Zack, unaware of the email, said he instead found out the morning after when the active team members, emotional after receiving the email the night before, showed it to him.
“I think that was the most upsetting towards the women,” Zack said. “They already felt, I was going to say undervalued, but not valued having their team cut.”
Viewing the removal as the school showing lesser support, Zack said he contacted former rowing sports liaison, Jenny Bramer, in an attempt to get the decision reversed. Eventually, the school relented and returned priority access and some full or slightly reduced scholarships to athletes.
“The issues of remaining on scholarship for those who were already enrolled at SDSU and on the team is murky,” Zack said in an email. “At one point, the AD (Athletics Director) stated that those on full scholarship would no longer receive the cost of attendance stipend portion of the scholarship. After objects by me, they backtracked on that.”
According to the athletes, poor communication was a key factor in the numerous questions the athletes had, leading some to wonder if the university cared about their plight at all.
“At my urging, the athletic director promised to generate an individual letter to each student-athlete letting them know what their ongoing scholarship would be, for how long it would be in effect,” Zack said. “To the best my knowledge. those letters were never produced.”
These thoughts of uncertainty lingered into the final season. The remaining athletes who didn’t opt-out of the season said they came into their final season looking to cap off their sport on a powerful swan song.
Emotions still ran high during and after the season. Even with a three-race schedule — down from a 10-race (13 counting scrimmages) schedule during the 2019-2020 season — the athletes still found it difficult to row knowing that the end was near.
“I think it was very good at the beginning, it was a very ‘let’s go out with a bang, let’s show them attitude,’” one player said. “Trying to keep that mindset, trying to maintain that intrinsic motivation and that drive that team has been stellar at in the past… it’s not ‘for nothing’ but there is no end result. It was very hard.”
The team said they did attempt to revive their team in a variety of ways, but each attempt was met with the same denial and response that the decision made was final.
The women’s rowing team at the University of Connecticut was also dropped during the same period of time. Unlike SDSU, UConn temporarily reinstated their team after athletes and coaches filed a lawsuit claiming the school would be violating Title IX, a federal law that guarantees equal access to women in education, including athletics.
The situation with Uconn differs from SDSU as an ESPN article detailing the reinstatement showed that UConn had been inflating participation numbers to skirt Title IX laws and the school had experienced participation gaps. UConn inflating numbers led to less scholarships being rewarded, according to the ESPN article.
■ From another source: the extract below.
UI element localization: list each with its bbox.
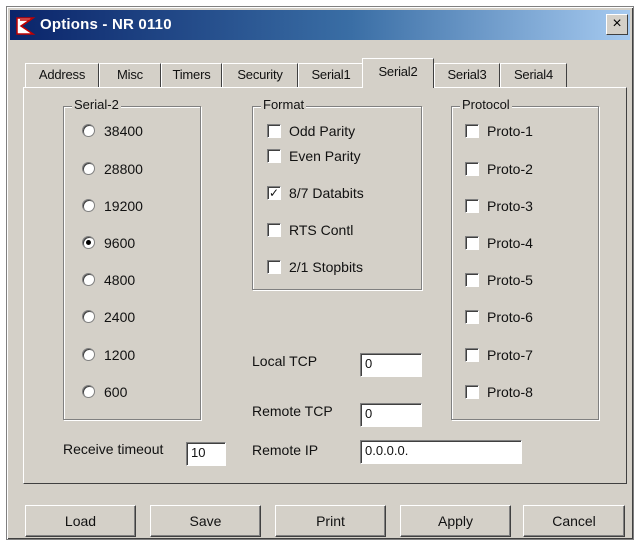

Speaking to the Union-Tribune, Wicker cited SDSU’s rising undergraduate male enrollment — listed around 45 percent — as a reason SDSU needed to make the move.
According to Title IX, universities must meet at least one aspect of a “three-prong test” to meet Title IX requirements. The most common “prong” is to offer participation opportunities that are “substantially proportionate” to the full-time undergraduate population.
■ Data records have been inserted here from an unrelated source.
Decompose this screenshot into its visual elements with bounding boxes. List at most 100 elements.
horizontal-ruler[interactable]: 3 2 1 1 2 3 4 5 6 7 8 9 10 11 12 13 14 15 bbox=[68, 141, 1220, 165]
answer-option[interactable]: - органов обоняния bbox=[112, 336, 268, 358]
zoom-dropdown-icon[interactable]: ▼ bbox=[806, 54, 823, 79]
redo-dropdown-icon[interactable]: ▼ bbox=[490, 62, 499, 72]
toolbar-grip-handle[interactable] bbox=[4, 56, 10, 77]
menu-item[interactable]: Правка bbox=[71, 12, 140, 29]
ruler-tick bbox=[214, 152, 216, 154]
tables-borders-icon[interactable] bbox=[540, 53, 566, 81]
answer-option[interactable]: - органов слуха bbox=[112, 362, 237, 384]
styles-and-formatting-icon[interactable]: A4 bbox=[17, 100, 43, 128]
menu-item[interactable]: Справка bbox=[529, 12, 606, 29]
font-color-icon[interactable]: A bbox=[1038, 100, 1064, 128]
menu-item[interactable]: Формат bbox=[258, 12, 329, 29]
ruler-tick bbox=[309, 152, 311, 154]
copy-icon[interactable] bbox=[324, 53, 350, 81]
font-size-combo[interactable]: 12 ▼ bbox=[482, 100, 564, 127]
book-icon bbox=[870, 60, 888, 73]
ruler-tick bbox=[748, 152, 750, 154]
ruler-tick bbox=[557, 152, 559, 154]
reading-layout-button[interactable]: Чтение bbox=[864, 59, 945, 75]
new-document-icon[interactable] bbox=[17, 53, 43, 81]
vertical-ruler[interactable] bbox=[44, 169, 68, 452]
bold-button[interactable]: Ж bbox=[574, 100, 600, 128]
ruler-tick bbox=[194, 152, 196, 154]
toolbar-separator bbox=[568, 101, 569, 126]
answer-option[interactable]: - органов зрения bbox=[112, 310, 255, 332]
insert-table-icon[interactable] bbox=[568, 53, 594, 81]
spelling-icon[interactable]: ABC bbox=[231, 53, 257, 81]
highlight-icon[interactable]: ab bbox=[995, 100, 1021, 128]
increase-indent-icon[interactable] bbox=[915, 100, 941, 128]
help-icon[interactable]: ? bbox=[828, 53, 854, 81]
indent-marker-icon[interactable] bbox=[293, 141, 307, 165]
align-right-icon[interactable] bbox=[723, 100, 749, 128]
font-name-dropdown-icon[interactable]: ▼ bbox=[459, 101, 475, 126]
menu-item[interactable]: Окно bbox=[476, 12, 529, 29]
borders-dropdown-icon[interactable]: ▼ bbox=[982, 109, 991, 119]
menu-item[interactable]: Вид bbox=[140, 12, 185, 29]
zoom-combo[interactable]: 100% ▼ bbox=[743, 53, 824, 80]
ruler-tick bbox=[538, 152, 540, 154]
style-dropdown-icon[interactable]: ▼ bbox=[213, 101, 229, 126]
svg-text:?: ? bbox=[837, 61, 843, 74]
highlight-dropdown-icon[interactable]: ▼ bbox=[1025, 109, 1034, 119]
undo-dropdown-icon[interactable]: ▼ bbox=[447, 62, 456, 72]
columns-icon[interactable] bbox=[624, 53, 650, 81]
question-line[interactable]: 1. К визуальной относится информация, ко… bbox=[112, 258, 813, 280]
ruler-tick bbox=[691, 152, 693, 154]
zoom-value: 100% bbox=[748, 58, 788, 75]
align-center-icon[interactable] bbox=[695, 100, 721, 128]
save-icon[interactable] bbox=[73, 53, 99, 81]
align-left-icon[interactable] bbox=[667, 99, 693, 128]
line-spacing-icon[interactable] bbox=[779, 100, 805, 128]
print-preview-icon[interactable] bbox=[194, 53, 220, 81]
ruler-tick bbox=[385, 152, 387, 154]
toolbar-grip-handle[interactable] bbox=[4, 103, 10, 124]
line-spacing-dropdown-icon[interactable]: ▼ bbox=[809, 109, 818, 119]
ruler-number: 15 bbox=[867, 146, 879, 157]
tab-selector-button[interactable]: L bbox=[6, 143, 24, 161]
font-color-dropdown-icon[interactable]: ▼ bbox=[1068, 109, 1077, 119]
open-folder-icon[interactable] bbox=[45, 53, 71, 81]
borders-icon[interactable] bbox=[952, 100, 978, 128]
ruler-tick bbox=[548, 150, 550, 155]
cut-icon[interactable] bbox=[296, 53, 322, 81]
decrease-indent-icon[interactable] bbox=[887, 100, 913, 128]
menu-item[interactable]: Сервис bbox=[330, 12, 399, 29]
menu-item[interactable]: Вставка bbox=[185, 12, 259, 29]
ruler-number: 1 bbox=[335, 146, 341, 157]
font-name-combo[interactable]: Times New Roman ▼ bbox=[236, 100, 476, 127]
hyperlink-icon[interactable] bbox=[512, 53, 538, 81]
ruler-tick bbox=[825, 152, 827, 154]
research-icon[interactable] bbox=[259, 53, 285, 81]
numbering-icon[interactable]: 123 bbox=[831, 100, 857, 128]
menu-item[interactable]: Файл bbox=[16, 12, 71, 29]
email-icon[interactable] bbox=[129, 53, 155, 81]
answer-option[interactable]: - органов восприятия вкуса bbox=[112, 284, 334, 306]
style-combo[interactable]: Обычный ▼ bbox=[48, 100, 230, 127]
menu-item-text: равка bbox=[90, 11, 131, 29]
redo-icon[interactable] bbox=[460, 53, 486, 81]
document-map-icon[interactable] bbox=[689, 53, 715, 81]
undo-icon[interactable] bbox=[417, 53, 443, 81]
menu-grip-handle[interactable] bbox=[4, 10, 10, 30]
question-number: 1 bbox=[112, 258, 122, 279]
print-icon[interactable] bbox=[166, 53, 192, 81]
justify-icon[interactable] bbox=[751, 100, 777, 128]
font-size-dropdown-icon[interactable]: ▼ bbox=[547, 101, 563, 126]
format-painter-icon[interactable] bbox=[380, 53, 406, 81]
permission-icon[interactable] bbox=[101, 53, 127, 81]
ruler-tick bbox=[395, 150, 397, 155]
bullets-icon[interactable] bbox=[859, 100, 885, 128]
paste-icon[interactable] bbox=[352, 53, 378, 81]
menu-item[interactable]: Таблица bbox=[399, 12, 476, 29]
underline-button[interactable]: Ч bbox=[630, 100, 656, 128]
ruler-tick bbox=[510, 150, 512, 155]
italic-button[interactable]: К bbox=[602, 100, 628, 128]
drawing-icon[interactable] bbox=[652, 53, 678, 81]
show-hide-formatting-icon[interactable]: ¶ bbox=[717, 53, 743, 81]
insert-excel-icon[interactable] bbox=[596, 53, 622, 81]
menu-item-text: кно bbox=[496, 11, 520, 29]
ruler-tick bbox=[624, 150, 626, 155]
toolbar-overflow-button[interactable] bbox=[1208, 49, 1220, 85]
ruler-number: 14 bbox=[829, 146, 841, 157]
However, the Office of Civil Rights made a clarification of Title IX in 2003 which decried the cutting of sports teams, men’s or women’s, clarifying that “nothing in Title IX requires the cutting or reduction of teams in order to demonstrate compliance with Title IX, and that the elimination of teams is a disfavored practice.”
For now, all that is left for the former rowing team are memories of better days and of their past races.
When asked to comment, SDSU Athletics declined to comment. Wicker didn’t respond to an email from The Daily Aztec asking for comment.